Your father wrote more than six hundred songs. How did you narrow them down to the 125 spotlighted in the book?
The writings that stood out were the ones that told the story of his life. He wrote about hope and fear, new love and heartbreak. He wrote of God and faith as much as failure and the darkness of the human spirit. Some were hits, and some were not.
What is a lesser-known song that resonated with you?
One of my favorites is “The Man on the Hill.” It shows the faith Dad had and its establishment in his early life. The song connects with the hard life he had as a child, the constant physical labor and his relationship with my grandfather. And then there’s “Like the 309,” written just days before he died. In it, he laughs in the face of his asthma, denying its insurmountable benefit to his demise. Mark Stielper dug up a few works I was unaware of, some never recorded or from lesser-known albums that, honestly, I’d never listened to.

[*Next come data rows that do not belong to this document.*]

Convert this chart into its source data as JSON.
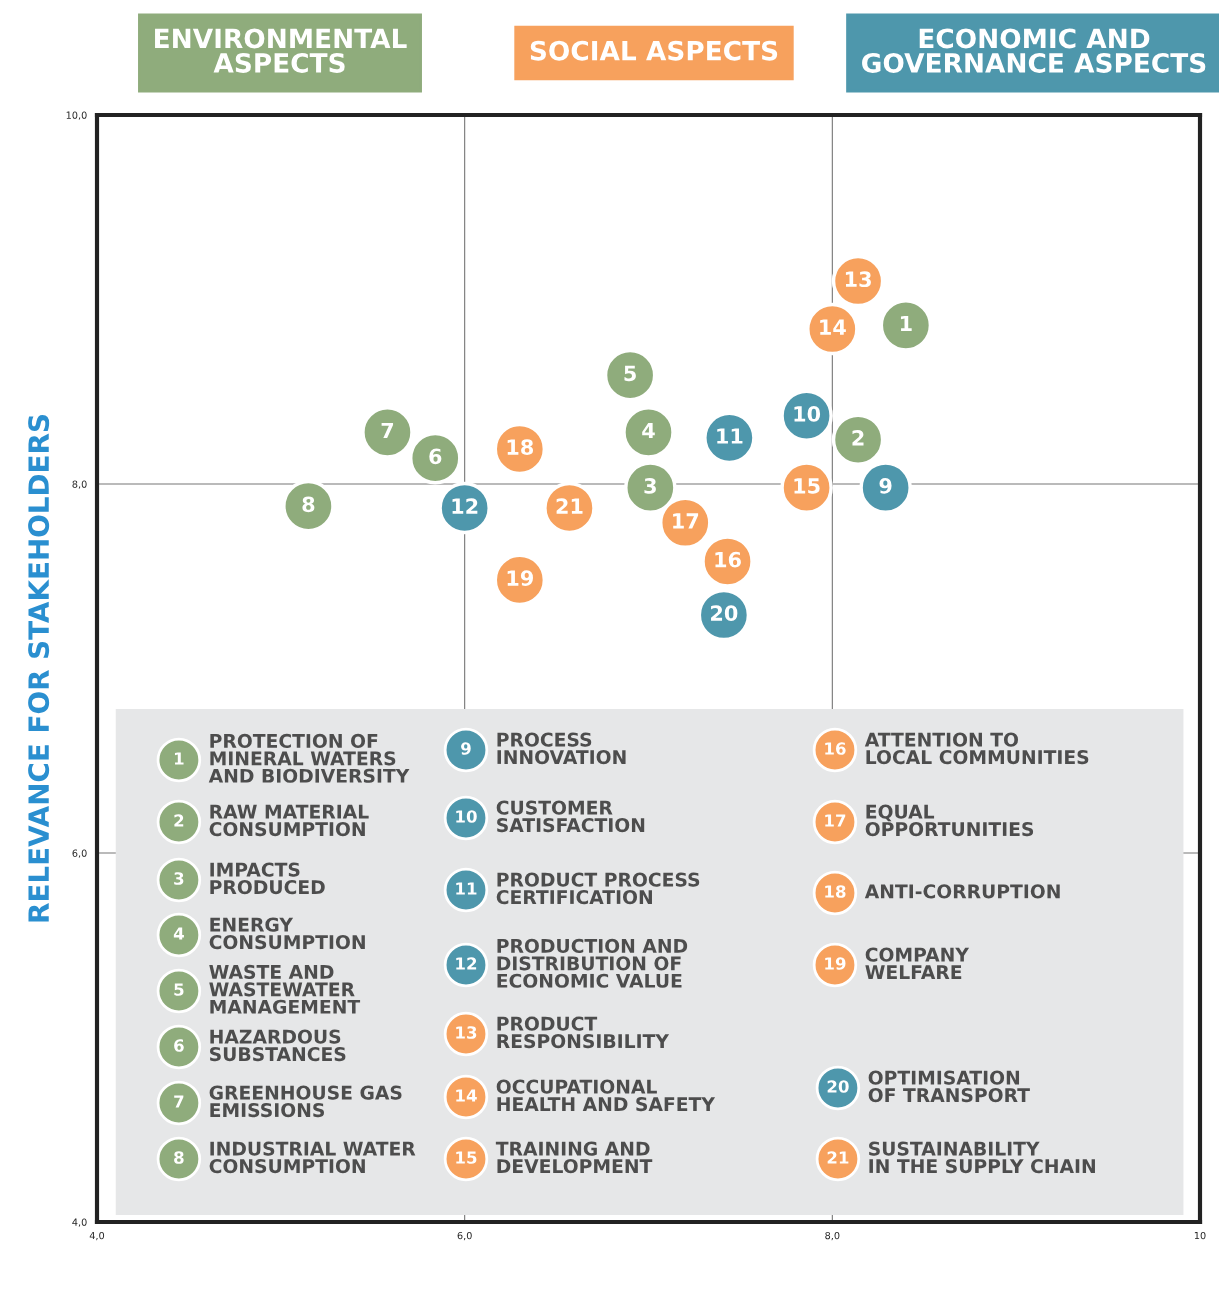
{
  "chart_data": {
    "type": "scatter",
    "ylabel": "RELEVANCE FOR STAKEHOLDERS",
    "xlim": [
      4,
      10
    ],
    "ylim": [
      4,
      10
    ],
    "xticks": [
      {
        "value": 4,
        "label": "4,0"
      },
      {
        "value": 6,
        "label": "6,0"
      },
      {
        "value": 8,
        "label": "8,0"
      },
      {
        "value": 10,
        "label": "10"
      }
    ],
    "yticks": [
      {
        "value": 4,
        "label": "4,0"
      },
      {
        "value": 6,
        "label": "6,0"
      },
      {
        "value": 8,
        "label": "8,0"
      },
      {
        "value": 10,
        "label": "10,0"
      }
    ],
    "grid": true,
    "legend": "top",
    "marker": "circle",
    "series": [
      {
        "name": "ENVIRONMENTAL\nASPECTS",
        "color": "#8fac7c",
        "x": [
          8.4,
          8.14,
          7.01,
          7.0,
          6.9,
          5.84,
          5.58,
          5.15
        ],
        "values": [
          8.86,
          8.24,
          7.98,
          8.28,
          8.59,
          8.14,
          8.28,
          7.88
        ]
      },
      {
        "name": "SOCIAL ASPECTS",
        "color": "#f7a15d",
        "x": [
          8.14,
          8.0,
          7.86,
          7.43,
          7.2,
          6.3,
          6.3,
          6.57
        ],
        "values": [
          9.1,
          8.84,
          7.98,
          7.58,
          7.79,
          8.19,
          7.48,
          7.87
        ]
      },
      {
        "name": "ECONOMIC AND\nGOVERNANCE ASPECTS",
        "color": "#4e97ac",
        "x": [
          8.29,
          7.86,
          7.44,
          6.0,
          7.41
        ],
        "values": [
          7.98,
          8.37,
          8.25,
          7.87,
          7.29
        ]
      }
    ],
    "annotations": [
      {
        "text": "1",
        "x": 8.4,
        "y": 8.86
      },
      {
        "text": "2",
        "x": 8.14,
        "y": 8.24
      },
      {
        "text": "3",
        "x": 7.01,
        "y": 7.98
      },
      {
        "text": "4",
        "x": 7.0,
        "y": 8.28
      },
      {
        "text": "5",
        "x": 6.9,
        "y": 8.59
      },
      {
        "text": "6",
        "x": 5.84,
        "y": 8.14
      },
      {
        "text": "7",
        "x": 5.58,
        "y": 8.28
      },
      {
        "text": "8",
        "x": 5.15,
        "y": 7.88
      },
      {
        "text": "13",
        "x": 8.14,
        "y": 9.1
      },
      {
        "text": "14",
        "x": 8.0,
        "y": 8.84
      },
      {
        "text": "15",
        "x": 7.86,
        "y": 7.98
      },
      {
        "text": "16",
        "x": 7.43,
        "y": 7.58
      },
      {
        "text": "17",
        "x": 7.2,
        "y": 7.79
      },
      {
        "text": "18",
        "x": 6.3,
        "y": 8.19
      },
      {
        "text": "19",
        "x": 6.3,
        "y": 7.48
      },
      {
        "text": "21",
        "x": 6.57,
        "y": 7.87
      },
      {
        "text": "9",
        "x": 8.29,
        "y": 7.98
      },
      {
        "text": "10",
        "x": 7.86,
        "y": 8.37
      },
      {
        "text": "11",
        "x": 7.44,
        "y": 8.25
      },
      {
        "text": "12",
        "x": 6.0,
        "y": 7.87
      },
      {
        "text": "20",
        "x": 7.41,
        "y": 7.29
      },
      "PROTECTION OF\nMINERAL WATERS\nAND BIODIVERSITY",
      "RAW MATERIAL\nCONSUMPTION",
      "IMPACTS\nPRODUCED",
      "ENERGY\nCONSUMPTION",
      "WASTE AND\nWASTEWATER\nMANAGEMENT",
      "HAZARDOUS\nSUBSTANCES",
      "GREENHOUSE GAS\nEMISSIONS",
      "INDUSTRIAL WATER\nCONSUMPTION",
      "PRODUCT\nRESPONSIBILITY",
      "OCCUPATIONAL\nHEALTH AND SAFETY",
      "TRAINING AND\nDEVELOPMENT",
      "ATTENTION TO\nLOCAL COMMUNITIES",
      "EQUAL\nOPPORTUNITIES",
      "ANTI-CORRUPTION",
      "COMPANY\nWELFARE",
      "SUSTAINABILITY\nIN THE SUPPLY CHAIN",
      "PROCESS\nINNOVATION",
      "CUSTOMER\nSATISFACTION",
      "PRODUCT PROCESS\nCERTIFICATION",
      "PRODUCTION AND\nDISTRIBUTION OF\nECONOMIC VALUE",
      "OPTIMISATION\nOF TRANSPORT"
    ]
  }
}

No matter if I have read it before, I experience his writing differently now. There are many ways I am not the young man I was when he passed.
Did he tend to write at particular moments, like morning or night, at home or on the road?
He went for lengthy periods without writing at all. He felt that inspiration for writing came through experiencing life, good and bad alike. His poetry and songs would not come from simply sitting and putting a pen to paper. He said that if he marked his calendar to write at 6 p.m., inevitably he wound up not writing. But if he went to his farm, walked in the woods, and sat still watching clear water flowing over stones in the creek, then at 6 p.m., he would most likely write a song.
Are there major themes a fan can identify by looking at the songs through the years?
From the very beginning of his found works at age twelve until the last weeks of his life, the basic premises vary little, and if he steered away for any given time, he returned quickly to them—love and loss, faith in God and salvation, tales of murder and mayhem, joy, family, humor, soul searching. And of course, trains.
The book also includes his personal observations, which read almost like diary entries.
In addition to his songs and poetry, this book is about those writings too. He wrote many powerful letters to others, from Billy Graham to Bob Dylan, but to me, the letters to himself hold the most insight and import. They bring the reader as close as possible to knowing the genuine man.